On February 19, 1942, Roosevelt signed Executive Order 9066, interning thousands of Japanese, Italians, German Americans, and some emigrants from Hawaii who fled after the bombing of Pearl Harbor for the duration of the war. 150,000 Japanese-Americans were interned by the U.S. and Canadian governments, as well as nearly 11,000 German and Italian residents of the U.S.
Allied use of slave labor occurred mainly in the east, such as in Poland, but more than a million was also put to work in the west. By December 1945 it was estimated by French authorities that 2,000 German prisoners were being killed or maimed each month in mine-clearing accidents.
Chemical and bacteriological weapons
Despite the international treaties and a resolution adopted by the League of Nations on 14 May 1938 condemning the use of toxic gas by Japan, the Imperial Japanese Army frequently used chemical weapons. Because of fears of retaliation, however, those weapons were never used against Westerners but only against other Asians judged "inferior" by the imperial propaganda. According to historians Yoshiaki Yoshimi and Seiya Matsuno, the authorization for the use of chemical weapons was given by specific orders (rinsanmei) issued by Hirohito himself. For example, the Emperor authorized the use of toxic gas on 375 separate occasions during the invasion of Wuhan, from August to October 1938.

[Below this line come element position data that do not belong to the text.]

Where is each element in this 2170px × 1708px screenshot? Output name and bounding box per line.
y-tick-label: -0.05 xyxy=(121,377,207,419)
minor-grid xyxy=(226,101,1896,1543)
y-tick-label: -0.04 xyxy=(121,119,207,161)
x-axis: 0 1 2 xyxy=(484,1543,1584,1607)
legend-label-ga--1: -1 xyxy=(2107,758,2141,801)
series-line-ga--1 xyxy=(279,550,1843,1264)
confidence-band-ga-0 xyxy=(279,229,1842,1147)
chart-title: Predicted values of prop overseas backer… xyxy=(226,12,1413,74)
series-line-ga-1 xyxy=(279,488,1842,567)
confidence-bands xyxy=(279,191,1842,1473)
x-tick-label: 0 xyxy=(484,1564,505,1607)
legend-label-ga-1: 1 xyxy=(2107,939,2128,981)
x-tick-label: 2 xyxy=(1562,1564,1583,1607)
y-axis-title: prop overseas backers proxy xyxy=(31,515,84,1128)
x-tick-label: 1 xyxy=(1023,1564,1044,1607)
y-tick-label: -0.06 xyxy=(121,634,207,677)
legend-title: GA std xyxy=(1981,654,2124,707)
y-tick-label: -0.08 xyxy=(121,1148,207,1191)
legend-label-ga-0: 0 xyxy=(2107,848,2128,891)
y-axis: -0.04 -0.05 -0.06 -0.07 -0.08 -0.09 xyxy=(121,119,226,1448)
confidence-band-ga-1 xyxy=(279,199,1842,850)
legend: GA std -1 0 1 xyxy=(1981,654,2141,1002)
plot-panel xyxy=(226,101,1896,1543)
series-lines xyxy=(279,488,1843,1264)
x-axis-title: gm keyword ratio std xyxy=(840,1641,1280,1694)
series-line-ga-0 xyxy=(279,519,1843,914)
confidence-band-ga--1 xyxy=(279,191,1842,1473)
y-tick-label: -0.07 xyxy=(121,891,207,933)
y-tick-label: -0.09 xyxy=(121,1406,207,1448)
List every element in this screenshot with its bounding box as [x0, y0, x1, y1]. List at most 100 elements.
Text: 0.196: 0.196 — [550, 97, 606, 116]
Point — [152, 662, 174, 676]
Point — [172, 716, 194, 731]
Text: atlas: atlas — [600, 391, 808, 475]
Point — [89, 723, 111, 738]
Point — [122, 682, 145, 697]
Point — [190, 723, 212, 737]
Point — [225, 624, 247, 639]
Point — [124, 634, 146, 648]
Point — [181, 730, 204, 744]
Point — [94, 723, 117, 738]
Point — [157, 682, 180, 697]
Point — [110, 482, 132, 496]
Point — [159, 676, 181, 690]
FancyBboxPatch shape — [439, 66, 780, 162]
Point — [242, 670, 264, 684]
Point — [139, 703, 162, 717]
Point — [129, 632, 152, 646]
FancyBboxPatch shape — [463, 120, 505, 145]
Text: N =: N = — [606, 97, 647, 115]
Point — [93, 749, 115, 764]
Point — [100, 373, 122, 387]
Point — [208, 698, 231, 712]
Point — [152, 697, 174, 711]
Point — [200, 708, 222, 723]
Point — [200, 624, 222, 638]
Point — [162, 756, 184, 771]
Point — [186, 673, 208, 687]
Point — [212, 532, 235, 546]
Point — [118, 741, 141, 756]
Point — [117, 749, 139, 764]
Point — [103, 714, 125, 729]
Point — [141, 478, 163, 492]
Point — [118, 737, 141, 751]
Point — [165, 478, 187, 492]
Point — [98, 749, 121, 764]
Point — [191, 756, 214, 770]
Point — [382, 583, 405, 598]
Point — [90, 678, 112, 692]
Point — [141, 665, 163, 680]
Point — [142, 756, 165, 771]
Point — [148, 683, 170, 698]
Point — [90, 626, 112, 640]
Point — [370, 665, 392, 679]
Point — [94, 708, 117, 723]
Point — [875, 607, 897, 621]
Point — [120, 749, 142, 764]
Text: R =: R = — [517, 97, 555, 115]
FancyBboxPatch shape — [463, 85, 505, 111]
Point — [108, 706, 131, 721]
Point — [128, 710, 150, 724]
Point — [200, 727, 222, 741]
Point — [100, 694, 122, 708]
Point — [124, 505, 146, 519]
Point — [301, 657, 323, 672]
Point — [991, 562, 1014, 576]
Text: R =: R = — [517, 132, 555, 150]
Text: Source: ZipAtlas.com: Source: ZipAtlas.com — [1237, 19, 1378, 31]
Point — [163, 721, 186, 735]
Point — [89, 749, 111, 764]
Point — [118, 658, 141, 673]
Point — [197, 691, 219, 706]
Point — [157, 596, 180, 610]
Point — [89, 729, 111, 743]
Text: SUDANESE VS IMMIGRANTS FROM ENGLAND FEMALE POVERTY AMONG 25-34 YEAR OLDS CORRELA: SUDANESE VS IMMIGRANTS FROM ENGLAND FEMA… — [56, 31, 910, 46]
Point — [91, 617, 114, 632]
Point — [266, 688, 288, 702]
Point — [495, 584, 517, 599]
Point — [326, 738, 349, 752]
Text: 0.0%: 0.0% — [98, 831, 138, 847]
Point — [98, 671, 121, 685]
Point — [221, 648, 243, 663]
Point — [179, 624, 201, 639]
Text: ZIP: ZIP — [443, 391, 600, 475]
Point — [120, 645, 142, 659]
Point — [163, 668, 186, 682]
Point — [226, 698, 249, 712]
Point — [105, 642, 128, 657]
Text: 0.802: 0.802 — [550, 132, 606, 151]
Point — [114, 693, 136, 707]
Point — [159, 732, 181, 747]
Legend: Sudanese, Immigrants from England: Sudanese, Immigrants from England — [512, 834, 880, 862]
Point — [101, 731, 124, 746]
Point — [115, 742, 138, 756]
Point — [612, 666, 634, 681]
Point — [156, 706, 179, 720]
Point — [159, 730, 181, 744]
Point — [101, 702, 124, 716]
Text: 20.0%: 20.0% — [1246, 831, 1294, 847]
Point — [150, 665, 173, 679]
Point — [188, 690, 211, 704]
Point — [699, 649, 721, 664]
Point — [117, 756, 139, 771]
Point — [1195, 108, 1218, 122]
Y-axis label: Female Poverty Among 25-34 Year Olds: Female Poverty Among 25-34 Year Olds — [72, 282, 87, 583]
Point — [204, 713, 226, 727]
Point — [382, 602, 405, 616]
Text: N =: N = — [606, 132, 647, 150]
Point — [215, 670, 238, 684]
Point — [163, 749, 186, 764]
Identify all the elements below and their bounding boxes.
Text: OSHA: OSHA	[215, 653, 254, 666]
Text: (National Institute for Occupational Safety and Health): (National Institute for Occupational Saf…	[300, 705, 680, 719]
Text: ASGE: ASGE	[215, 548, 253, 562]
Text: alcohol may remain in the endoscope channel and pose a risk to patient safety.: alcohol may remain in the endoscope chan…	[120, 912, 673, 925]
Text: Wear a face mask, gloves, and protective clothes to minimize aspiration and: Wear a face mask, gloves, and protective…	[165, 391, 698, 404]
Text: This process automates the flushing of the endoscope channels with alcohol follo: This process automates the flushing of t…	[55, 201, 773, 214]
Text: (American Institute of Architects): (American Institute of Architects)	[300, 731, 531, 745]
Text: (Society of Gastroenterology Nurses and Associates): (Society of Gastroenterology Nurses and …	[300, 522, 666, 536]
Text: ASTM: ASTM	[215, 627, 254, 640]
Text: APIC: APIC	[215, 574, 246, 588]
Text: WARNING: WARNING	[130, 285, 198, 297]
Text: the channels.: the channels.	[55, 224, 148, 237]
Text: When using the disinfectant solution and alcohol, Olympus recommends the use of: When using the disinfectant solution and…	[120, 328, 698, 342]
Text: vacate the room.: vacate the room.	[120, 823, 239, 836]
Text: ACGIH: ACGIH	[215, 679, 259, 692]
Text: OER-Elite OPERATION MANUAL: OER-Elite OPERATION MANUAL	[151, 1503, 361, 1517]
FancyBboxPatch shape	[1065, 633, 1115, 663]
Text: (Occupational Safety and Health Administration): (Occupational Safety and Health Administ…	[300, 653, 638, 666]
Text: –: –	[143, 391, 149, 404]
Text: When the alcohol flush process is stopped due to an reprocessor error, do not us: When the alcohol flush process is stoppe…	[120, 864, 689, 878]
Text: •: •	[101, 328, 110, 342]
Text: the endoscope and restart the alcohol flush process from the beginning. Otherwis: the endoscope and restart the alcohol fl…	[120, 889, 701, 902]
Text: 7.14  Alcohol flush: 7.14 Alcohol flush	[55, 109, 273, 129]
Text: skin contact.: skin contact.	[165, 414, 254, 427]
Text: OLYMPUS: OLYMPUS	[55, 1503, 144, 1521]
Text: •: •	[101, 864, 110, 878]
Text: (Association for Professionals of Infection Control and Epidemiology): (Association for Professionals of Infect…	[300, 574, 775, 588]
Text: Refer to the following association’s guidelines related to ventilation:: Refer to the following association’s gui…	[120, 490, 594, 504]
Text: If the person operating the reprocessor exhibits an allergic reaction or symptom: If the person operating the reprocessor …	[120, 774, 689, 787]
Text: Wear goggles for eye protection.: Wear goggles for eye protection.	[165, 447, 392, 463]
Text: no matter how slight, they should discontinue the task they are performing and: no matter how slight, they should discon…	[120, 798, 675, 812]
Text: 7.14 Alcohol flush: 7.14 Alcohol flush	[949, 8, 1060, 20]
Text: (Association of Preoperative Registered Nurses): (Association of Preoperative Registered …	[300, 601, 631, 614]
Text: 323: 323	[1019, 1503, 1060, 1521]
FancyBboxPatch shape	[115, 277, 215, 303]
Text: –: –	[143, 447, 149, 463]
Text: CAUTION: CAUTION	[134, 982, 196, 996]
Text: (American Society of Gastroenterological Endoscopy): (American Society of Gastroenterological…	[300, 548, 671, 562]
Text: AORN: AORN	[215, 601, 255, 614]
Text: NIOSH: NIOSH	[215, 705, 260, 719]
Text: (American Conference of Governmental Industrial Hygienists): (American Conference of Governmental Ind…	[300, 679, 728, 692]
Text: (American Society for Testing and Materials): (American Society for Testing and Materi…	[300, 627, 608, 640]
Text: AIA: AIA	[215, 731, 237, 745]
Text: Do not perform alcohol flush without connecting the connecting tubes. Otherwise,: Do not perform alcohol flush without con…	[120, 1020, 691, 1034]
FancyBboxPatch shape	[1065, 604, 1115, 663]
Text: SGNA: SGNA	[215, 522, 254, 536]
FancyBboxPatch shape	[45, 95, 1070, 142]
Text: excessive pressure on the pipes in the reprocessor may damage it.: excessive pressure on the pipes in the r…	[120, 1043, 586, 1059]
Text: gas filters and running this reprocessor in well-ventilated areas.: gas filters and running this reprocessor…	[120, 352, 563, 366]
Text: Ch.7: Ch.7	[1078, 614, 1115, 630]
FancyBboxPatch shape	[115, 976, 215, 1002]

The biological weapons were experimented on human beings by many units incorporated in the Japanese army, such as the infamous Unit 731, integrated by Imperial decree in the Kwantung army in 1936. Those weapons were mainly used in China and, according to some Japanese veterans, against Mongolians and Soviet soldiers in 1939 during the Nomonhan incident. According to documents found in the Australian national archives in 2004 by Yoshimi and Yuki Tanaka, cyanide gas was tested on Australian and Dutch prisoners in November 1944 in the Kai islands.
Bombings
Massive aerial bombing by both Axis and Allied air forces took the lives of hundreds of thousands of civilians. Anglo-American bombing of German cities claimed up to 600,000 civilian lives,  most notably, the bombing of Dresden. The city of London was heavily bombed by the German Luftwaffe from September, 1940 to May, 1941 during their blitz of Britain; at one point the city was bombed for 57 straight nights. For the first, and so far only, time, nuclear weapons were used in combat: two atomic bombs released by the United States over Japan devastated Hiroshima and, three days later, Nagasaki. The number of total casualties in these bombings has been estimated at 200,000.
War trials
From 1945 to 1951, German and Japanese officials and personnel were prosecuted for war crimes. Charges included crimes against peace, crimes against humanity, waging wars of aggression, and other crimes. The most senior German officials were tried at the Nuremberg Trials, and many Japanese officials at the Tokyo War Crime Trial and other war crimes trials in the Asia-Pacific region. Many other minor officials were convicted in minor trials, including subsequent trials by the Nuremberg Tribunal, the Dachau Trials, and the Khabarovsk War Crime Trials.